12/8/2005 9:02:00 AM

0

I went ahead and implemented my own suggestions, and just to give you
an idea of how fast you can get this, my version can find all valid
anagrams of a five-letter word ("truck") given a 274,000 word
dictionary in 0.231 seconds....real-time.

:D

batkins57@gmail.com wrote:
> One thing you could try is inverting your algorithm. My dict/words
> file has 234,000+ entries in it. Since you're looping through the dict
> file and then calling rodolfo on each iteration, you have to pay the
> cost of calling rodolfo 234,000 times, even though in general only a
> couple of entries in the words file are relevant.
>
> So what you could do is first find all the possible permuations of the
> letters in your given word. Then loop through the word file once. If
> a word matches one of the permutations in your list, remove it from the
> list of words to be checked and push it onto a separate list. This
> should be significantly faster, since you calculate the combinations up
> front, and then do one scan through the list.
>
> You could also call out to a program like aspell or ispell to check
> your words for you. Those programs will do something at least as fast
> as a binary search, which will take much, much less time than scanning
> through the whole thing - even in the worst case, a 234,000 entry file
> will be checked in 18 string comparisons, instead of 234,000.
>
> hth,
> Bill
>
> travis laduke wrote:
> > it seems to me, with computers these days, this should finish
> > instantly, not take like 20 seconds.
> > also, please help me make my ruby more ruby-like. i'm new to ruby,
> > not that i know any other language.
> >
> >
> > ##these are here from when i was first testing
> > secret_word = "spine"
> > rack = "spine"
> >
> > secret_word = secret_word.split(//)
> > rack = rack.split(//)
> > test_rack = rack.to_s
> >
> > ##are there enough of the right letters in the rack to spell the word
> > from the dictionary?
> > ##i think i'm going to use funny spanish names for my methods instead
> > of descriptive names.
> > def rodolfo(secret_word, rack)
> > secret_word.each do |x|
> > rack = rack.to_s
> > if rack.include? x
> > rack = rack.sub(x, '')
> > ##p rack, x
> > else
> > ##puts x, ' rack don\'t work'
> > break
> > end
> > end
> > end
> >
> >
> > puts "reading dictionary"
> > dict = IO.readlines('/usr/share/dict/words')
> >
> > while rack
> > puts "enter rack"
> > rack = gets.chomp.split(//)
> >
> > dict.each do |secret_word|
> >
> > if rodolfo(secret_word.chomp.split(//), rack)
> > puts secret_word.to_s
> > end
> > end
> > end

Martin DeMello

12/8/2005 9:38:00 AM

0

batkins57@gmail.com wrote:
>
> So what you could do is first find all the possible permuations of the
> letters in your given word. Then loop through the word file once. If
> a word matches one of the permutations in your list, remove it from the
> list of words to be checked and push it onto a separate list. This
> should be significantly faster, since you calculate the combinations up
> front, and then do one scan through the list.

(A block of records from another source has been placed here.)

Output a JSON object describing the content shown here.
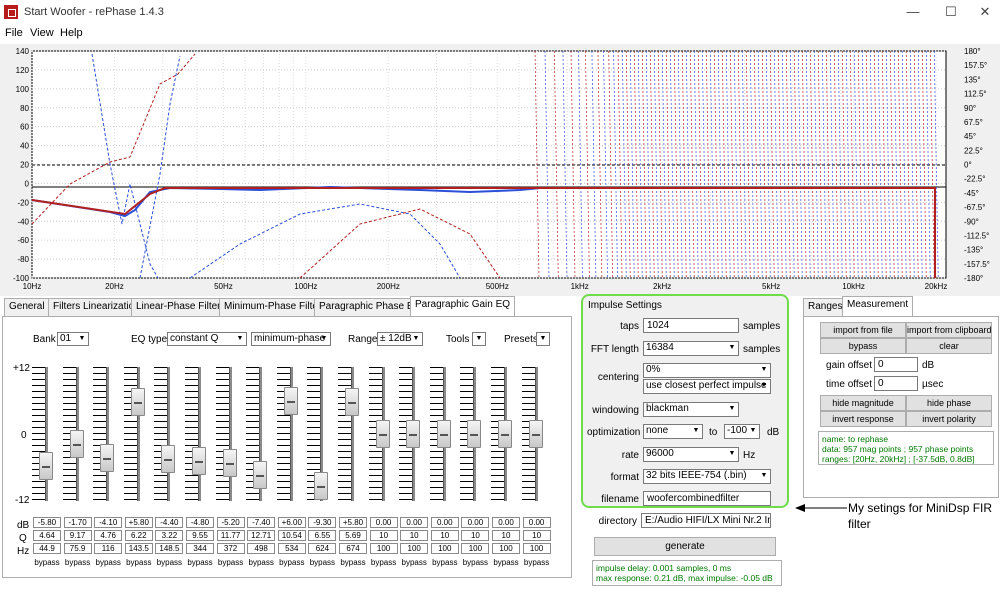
{
  "window": {
    "title": "Start Woofer  -  rePhase 1.4.3",
    "minimize": "—",
    "maximize": "☐",
    "close": "✕"
  },
  "menu": [
    "File",
    "View",
    "Help"
  ],
  "graph": {
    "mag_ticks": [
      "140",
      "120",
      "100",
      "80",
      "60",
      "40",
      "20",
      "0",
      "-20",
      "-40",
      "-60",
      "-80",
      "-100"
    ],
    "phase_ticks": [
      "180°",
      "157.5°",
      "135°",
      "112.5°",
      "90°",
      "67.5°",
      "45°",
      "22.5°",
      "0°",
      "-22.5°",
      "-45°",
      "-67.5°",
      "-90°",
      "-112.5°",
      "-135°",
      "-157.5°",
      "-180°"
    ],
    "freq_ticks": [
      "10Hz",
      "20Hz",
      "50Hz",
      "100Hz",
      "200Hz",
      "500Hz",
      "1kHz",
      "2kHz",
      "5kHz",
      "10kHz",
      "20kHz"
    ]
  },
  "tabs": [
    "General",
    "Filters Linearization",
    "Linear-Phase Filters",
    "Minimum-Phase Filters",
    "Paragraphic Phase EQ",
    "Paragraphic Gain EQ"
  ],
  "eq": {
    "bank_label": "Bank",
    "bank_value": "01",
    "eqtype_label": "EQ type",
    "eqtype_value": "constant Q",
    "phase_value": "minimum-phase",
    "range_label": "Range",
    "range_value": "± 12dB",
    "tools_label": "Tools",
    "presets_label": "Presets",
    "scale_top": "+12",
    "scale_mid": "0",
    "scale_bot": "-12",
    "row_labels": [
      "dB",
      "Q",
      "Hz"
    ],
    "db": [
      "-5.80",
      "-1.70",
      "-4.10",
      "+5.80",
      "-4.40",
      "-4.80",
      "-5.20",
      "-7.40",
      "+6.00",
      "-9.30",
      "+5.80",
      "0.00",
      "0.00",
      "0.00",
      "0.00",
      "0.00",
      "0.00"
    ],
    "q": [
      "4.64",
      "9.17",
      "4.76",
      "6.22",
      "3.22",
      "9.55",
      "11.77",
      "12.71",
      "10.54",
      "6.55",
      "5.69",
      "10",
      "10",
      "10",
      "10",
      "10",
      "10"
    ],
    "hz": [
      "44.9",
      "75.9",
      "116",
      "143.5",
      "148.5",
      "344",
      "372",
      "498",
      "534",
      "624",
      "674",
      "100",
      "100",
      "100",
      "100",
      "100",
      "100"
    ],
    "gain_fraction": [
      0.258,
      0.429,
      0.321,
      0.742,
      0.317,
      0.3,
      0.283,
      0.192,
      0.75,
      0.113,
      0.742,
      0.5,
      0.5,
      0.5,
      0.5,
      0.5,
      0.5
    ],
    "bypass_label": "bypass"
  },
  "impulse": {
    "title": "Impulse Settings",
    "taps_label": "taps",
    "taps_value": "1024",
    "taps_unit": "samples",
    "fft_label": "FFT length",
    "fft_value": "16384",
    "fft_unit": "samples",
    "centering_label": "centering",
    "centering_value1": "0%",
    "centering_value2": "use closest perfect impulse",
    "windowing_label": "windowing",
    "windowing_value": "blackman",
    "optimization_label": "optimization",
    "optimization_value": "none",
    "opt_to": "to",
    "opt_db_value": "-100",
    "opt_db_unit": "dB",
    "rate_label": "rate",
    "rate_value": "96000",
    "rate_unit": "Hz",
    "format_label": "format",
    "format_value": "32 bits IEEE-754 (.bin)",
    "filename_label": "filename",
    "filename_value": "woofercombinedfilter",
    "directory_label": "directory",
    "directory_value": "E:/Audio HIFI/LX Mini Nr.2  Improv",
    "generate": "generate",
    "info_lines": [
      "impulse delay: 0.001 samples, 0 ms",
      "max response: 0.21 dB, max impulse: -0.05 dB"
    ]
  },
  "right": {
    "tabs": [
      "Ranges",
      "Measurement"
    ],
    "import_file": "import from file",
    "import_clipboard": "import from clipboard",
    "bypass": "bypass",
    "clear": "clear",
    "gain_offset_label": "gain offset",
    "gain_offset_value": "0",
    "gain_offset_unit": "dB",
    "time_offset_label": "time offset",
    "time_offset_value": "0",
    "time_offset_unit": "µsec",
    "hide_magnitude": "hide magnitude",
    "hide_phase": "hide phase",
    "invert_response": "invert response",
    "invert_polarity": "invert polarity",
    "info_lines": [
      "name: to rephase",
      "data: 957 mag points ; 957 phase points",
      "ranges: [20Hz, 20kHz] ; [-37.5dB, 0.8dB]"
    ]
  },
  "annotation": {
    "arrow": "◄",
    "text_line1": "My setings for MiniDsp FIR",
    "text_line2": "filter"
  },
  "colors": {
    "magnitude": "#b21f1f",
    "phase_blue": "#2b4fd8",
    "accent_green": "#6fdc4a",
    "info_green": "#007a00"
  }
}
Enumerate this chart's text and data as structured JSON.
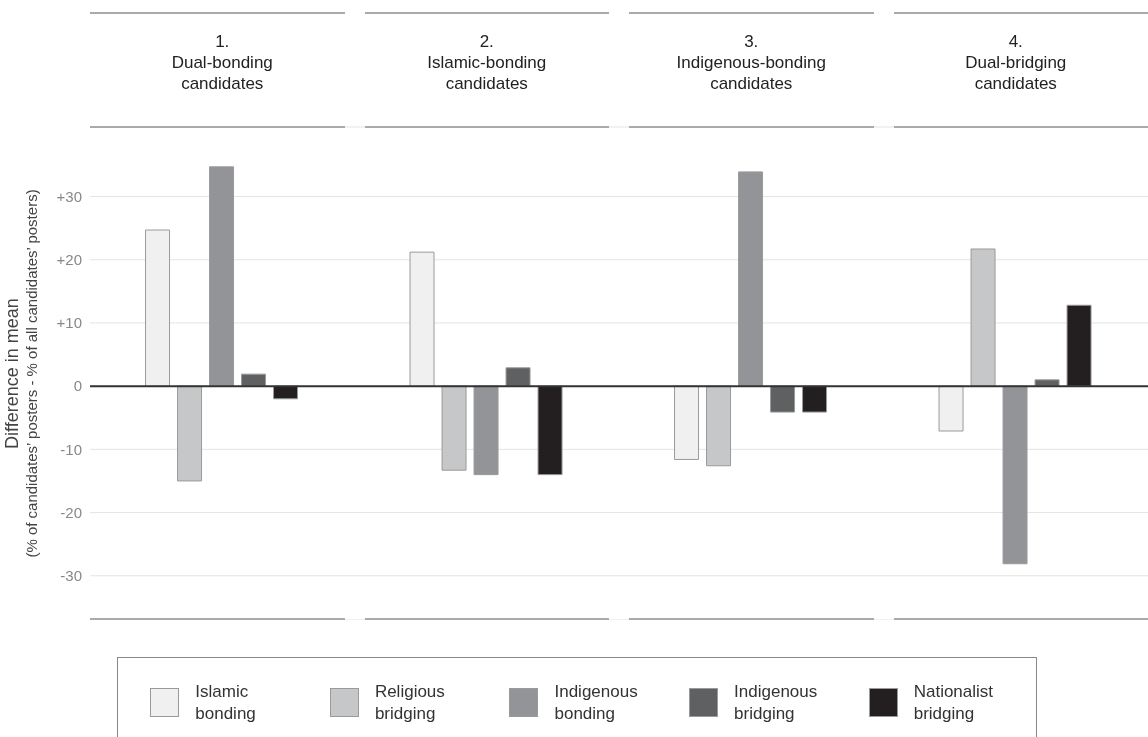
{
  "chart_data": {
    "type": "bar",
    "ylabel": "Difference in mean\n(% of candidates’ posters - % of all candidates’ posters)",
    "categories": [
      "1.\nDual-bonding\ncandidates",
      "2.\nIslamic-bonding\ncandidates",
      "3.\nIndigenous-bonding\ncandidates",
      "4.\nDual-bridging\ncandidates"
    ],
    "series": [
      {
        "name": "Islamic bonding",
        "color": "#f0f0f0",
        "values": [
          24.7,
          21.2,
          -11.6,
          -7.1
        ]
      },
      {
        "name": "Religious bridging",
        "color": "#c6c7c9",
        "values": [
          -15.0,
          -13.3,
          -12.6,
          21.7
        ]
      },
      {
        "name": "Indigenous bonding",
        "color": "#939498",
        "values": [
          34.7,
          -14.0,
          33.9,
          -28.1
        ]
      },
      {
        "name": "Indigenous bridging",
        "color": "#5f6062",
        "values": [
          1.9,
          2.9,
          -4.1,
          1.0
        ]
      },
      {
        "name": "Nationalist bridging",
        "color": "#231f20",
        "values": [
          -2.0,
          -14.0,
          -4.1,
          12.8
        ]
      }
    ],
    "ylim": [
      -37,
      41
    ],
    "yticks": [
      {
        "value": -30,
        "label": "-30"
      },
      {
        "value": -20,
        "label": "-20"
      },
      {
        "value": -10,
        "label": "-10"
      },
      {
        "value": 0,
        "label": "0"
      },
      {
        "value": 10,
        "label": "+10"
      },
      {
        "value": 20,
        "label": "+20"
      },
      {
        "value": 30,
        "label": "+30"
      }
    ],
    "grid": "y",
    "legend": "bottom",
    "ref_lines": [
      {
        "axis": "y",
        "value": 0,
        "color": "#333333"
      }
    ]
  }
}
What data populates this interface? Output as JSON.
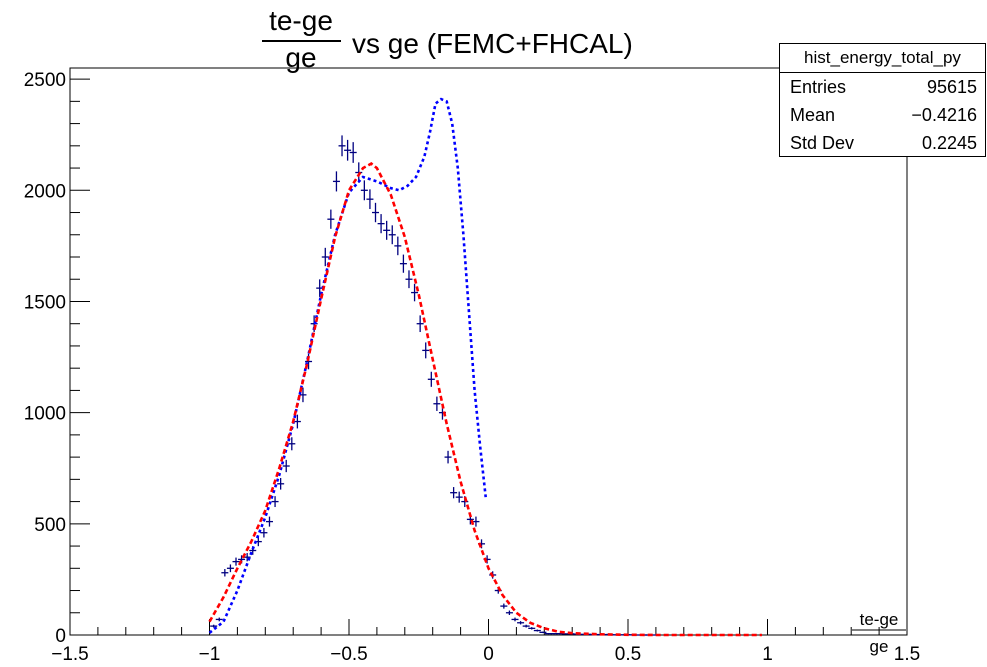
{
  "chart_data": {
    "type": "histogram",
    "title": {
      "numerator": "te-ge",
      "denominator": "ge",
      "suffix": "vs ge (FEMC+FHCAL)"
    },
    "xlabel": {
      "numerator": "te-ge",
      "denominator": "ge"
    },
    "ylabel": "",
    "xlim": [
      -1.5,
      1.5
    ],
    "ylim": [
      0,
      2550
    ],
    "x_ticks": [
      -1.5,
      -1,
      -0.5,
      0,
      0.5,
      1,
      1.5
    ],
    "x_tick_labels": [
      "−1.5",
      "−1",
      "−0.5",
      "0",
      "0.5",
      "1",
      "1.5"
    ],
    "y_ticks": [
      0,
      500,
      1000,
      1500,
      2000,
      2500
    ],
    "y_tick_labels": [
      "0",
      "500",
      "1000",
      "1500",
      "2000",
      "2500"
    ],
    "grid": false,
    "colors": {
      "data": "#000080",
      "fit_blue": "#0000ff",
      "fit_red": "#ff0000",
      "axis": "#000000"
    },
    "series": [
      {
        "style": "data points with error bars",
        "color": "#000080",
        "x": [
          -0.985,
          -0.965,
          -0.945,
          -0.925,
          -0.905,
          -0.885,
          -0.865,
          -0.845,
          -0.825,
          -0.805,
          -0.785,
          -0.765,
          -0.745,
          -0.725,
          -0.705,
          -0.685,
          -0.665,
          -0.645,
          -0.625,
          -0.605,
          -0.585,
          -0.565,
          -0.545,
          -0.525,
          -0.505,
          -0.485,
          -0.465,
          -0.445,
          -0.425,
          -0.405,
          -0.385,
          -0.365,
          -0.345,
          -0.325,
          -0.305,
          -0.285,
          -0.265,
          -0.245,
          -0.225,
          -0.205,
          -0.185,
          -0.165,
          -0.145,
          -0.125,
          -0.105,
          -0.085,
          -0.065,
          -0.045,
          -0.025,
          -0.005,
          0.015,
          0.035,
          0.055,
          0.075,
          0.095,
          0.115,
          0.135,
          0.155,
          0.175,
          0.195,
          0.215,
          0.235,
          0.255,
          0.275,
          0.295,
          0.315,
          0.335,
          0.355,
          0.375,
          0.395,
          0.415,
          0.435,
          0.455,
          0.475,
          0.495,
          0.515,
          0.535,
          0.555,
          0.575,
          0.595
        ],
        "y": [
          40,
          70,
          280,
          300,
          330,
          340,
          350,
          380,
          420,
          460,
          510,
          600,
          680,
          760,
          860,
          960,
          1080,
          1230,
          1400,
          1560,
          1700,
          1870,
          2040,
          2200,
          2180,
          2170,
          2080,
          2000,
          1960,
          1900,
          1850,
          1820,
          1800,
          1750,
          1670,
          1600,
          1540,
          1400,
          1280,
          1150,
          1040,
          1000,
          800,
          640,
          620,
          600,
          520,
          510,
          410,
          340,
          270,
          200,
          130,
          100,
          70,
          55,
          40,
          30,
          20,
          12,
          6,
          6,
          6,
          5,
          5,
          4,
          3,
          3,
          2,
          2,
          2,
          2,
          1,
          1,
          1,
          1,
          0,
          0,
          0,
          0
        ]
      },
      {
        "style": "dotted fit",
        "color": "#0000ff",
        "x": [
          -1,
          -0.95,
          -0.9,
          -0.85,
          -0.8,
          -0.75,
          -0.7,
          -0.65,
          -0.6,
          -0.55,
          -0.5,
          -0.45,
          -0.4,
          -0.35,
          -0.32,
          -0.29,
          -0.26,
          -0.23,
          -0.21,
          -0.19,
          -0.17,
          -0.15,
          -0.13,
          -0.11,
          -0.09,
          -0.07,
          -0.05,
          -0.03,
          -0.01
        ],
        "y": [
          10,
          60,
          200,
          370,
          530,
          720,
          950,
          1230,
          1530,
          1800,
          1990,
          2060,
          2040,
          2010,
          2000,
          2020,
          2060,
          2150,
          2260,
          2390,
          2410,
          2400,
          2300,
          2100,
          1800,
          1450,
          1100,
          850,
          620
        ]
      },
      {
        "style": "dashed fit",
        "color": "#ff0000",
        "x": [
          -1,
          -0.95,
          -0.9,
          -0.85,
          -0.8,
          -0.75,
          -0.7,
          -0.65,
          -0.6,
          -0.55,
          -0.5,
          -0.45,
          -0.42,
          -0.4,
          -0.35,
          -0.3,
          -0.25,
          -0.2,
          -0.15,
          -0.1,
          -0.05,
          0,
          0.05,
          0.1,
          0.15,
          0.2,
          0.25,
          0.3,
          0.4,
          0.5,
          0.6,
          0.7,
          0.8,
          0.9,
          0.98
        ],
        "y": [
          60,
          170,
          300,
          420,
          560,
          750,
          960,
          1220,
          1510,
          1790,
          2000,
          2100,
          2120,
          2100,
          1980,
          1790,
          1530,
          1240,
          950,
          690,
          470,
          300,
          180,
          100,
          55,
          30,
          15,
          8,
          3,
          1,
          0,
          0,
          0,
          0,
          0
        ]
      }
    ]
  },
  "stats_box": {
    "name": "hist_energy_total_py",
    "rows": [
      {
        "key": "Entries",
        "value": "95615"
      },
      {
        "key": "Mean",
        "value": "−0.4216"
      },
      {
        "key": "Std Dev",
        "value": "0.2245"
      }
    ]
  }
}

Even faster - sort the list of permutations, then do an incremental
search against the dictionary: binary search to find the first word in the
list, then repeat, setting the lower bound of your search to the
position immediately after each match when you do the next one.
O(m!*log n) rather than O(m log m * n), which for small m and large n
can lead to a speedup. It might be even faster to search for the middle
word in your permutation list, then do that recursively with the left
and right sublists, passing in the upper and lower bounds as arguments.
All this assumes an in-memory dictionary with O(1) position indexing, of
course.

martin

Christian Neukirchen

12/9/2005 10:10:00 AM

0

Michael Fellinger <m.fellinger@gmail.com> writes:

> Hey travis,
>
> you gave me a good time figuring this one out... after some thought i came up
> with something that takes roughly 1 second to search 9,6k words for a
> anagram.
> of course this will go up when you add more words (a task you still can think
> about)
> all in all, 5 LoC... but i'm sure there are even better ways...
>
> word = "easy".split(//).sort
> anagrams = IO.readlines('/usr/share/dict/british-english').partition {|l|
> l.strip!
> (l.size == word.size && l.split(//).sort == word)
> }[0]
> anagrams.each{|x| puts x}

Better use #find_all, no?

--
Christian Neukirchen <chneukirchen@gmail.com> http://chneuk...


Brian Schröder

12/9/2005 12:05:00 PM

0

On 08/12/05, travis laduke <wrong@socal.rr.com> wrote:
> it seems to me, with computers these days, this should finish
> instantly, not take like 20 seconds.
> also, please help me make my ruby more ruby-like. i'm new to ruby,
> not that i know any other language.
>
> [snip]

if you want to find lots of anagrams against the same database it
would make sense to create an index. Make a hash that is indexed by
the sorted letters and let it point to a list of words that yield this
letter. After you have done this once, you can lookup anagrams in O(1)

cheers,

Brian

--
http://ruby.brian-sch...

Stringed instrument chords: http://chordlist.brian-sch...


Brian Schröder

12/9/2005 12:16:00 PM

0

On 09/12/05, Brian Schröder <ruby.brian@gmail.com> wrote:
> On 08/12/05, travis laduke <wrong@socal.rr.com> wrote:
> > it seems to me, with computers these days, this should finish
> > instantly, not take like 20 seconds.
> > also, please help me make my ruby more ruby-like. i'm new to ruby,
> > not that i know any other language.
> >
> > [snip]
>
> if you want to find lots of anagrams against the same database it
> would make sense to create an index. Make a hash that is indexed by
> the sorted letters and let it point to a list of words that yield this
> letter. After you have done this once, you can lookup anagrams in O(1)
>
> cheers,
>
> Brian
>

Here comes a short implementation:

hash =
File.read('/usr/share/dict/words').
downcase.
split(/\n/).
inject(Hash.new { | h, k | h[k] = [] }) { | h, w |
h[w.split(//).sort] << w; h }


ARGV.each do | word |
puts "Anagrams for #{word}: #{hash[word.split(//).sort].join(' ')}"
end

>>>>>
Anagrams for ruby: ruby bury ruby
Anagrams for duck: duck
Anagrams for type: type
Anagrams for truck: truck
Anagrams for brian: brain brian rabin brain
Anagrams for sort: rots sort tors
Anagrams for index: index nixed

Here are the timings:

The calculation of the index took 3.34749s

Lookup of 7 words took 0.000195s

And lookup of the words scales linearly, so for certain applications
(building an anagram-server e.g.) this may be the best possibility.

Cheers,

Brian

--
http://ruby.brian-sch...

Stringed instrument chords: http://chordlist.brian-sch...


Daniel Berger

12/10/2005 4:49:00 PM

0

batkins57@gmail.com wrote:
> I went ahead and implemented my own suggestions, and just to give you
> an idea of how fast you can get this, my version can find all valid
> anagrams of a five-letter word ("truck") given a 274,000 word
> dictionary in 0.231 seconds....real-time.

I think there's an algorithm for finding anagrams using libgmp, for
which there are Ruby bindings (on the RAA). I'll bet that's fast. :)

Dan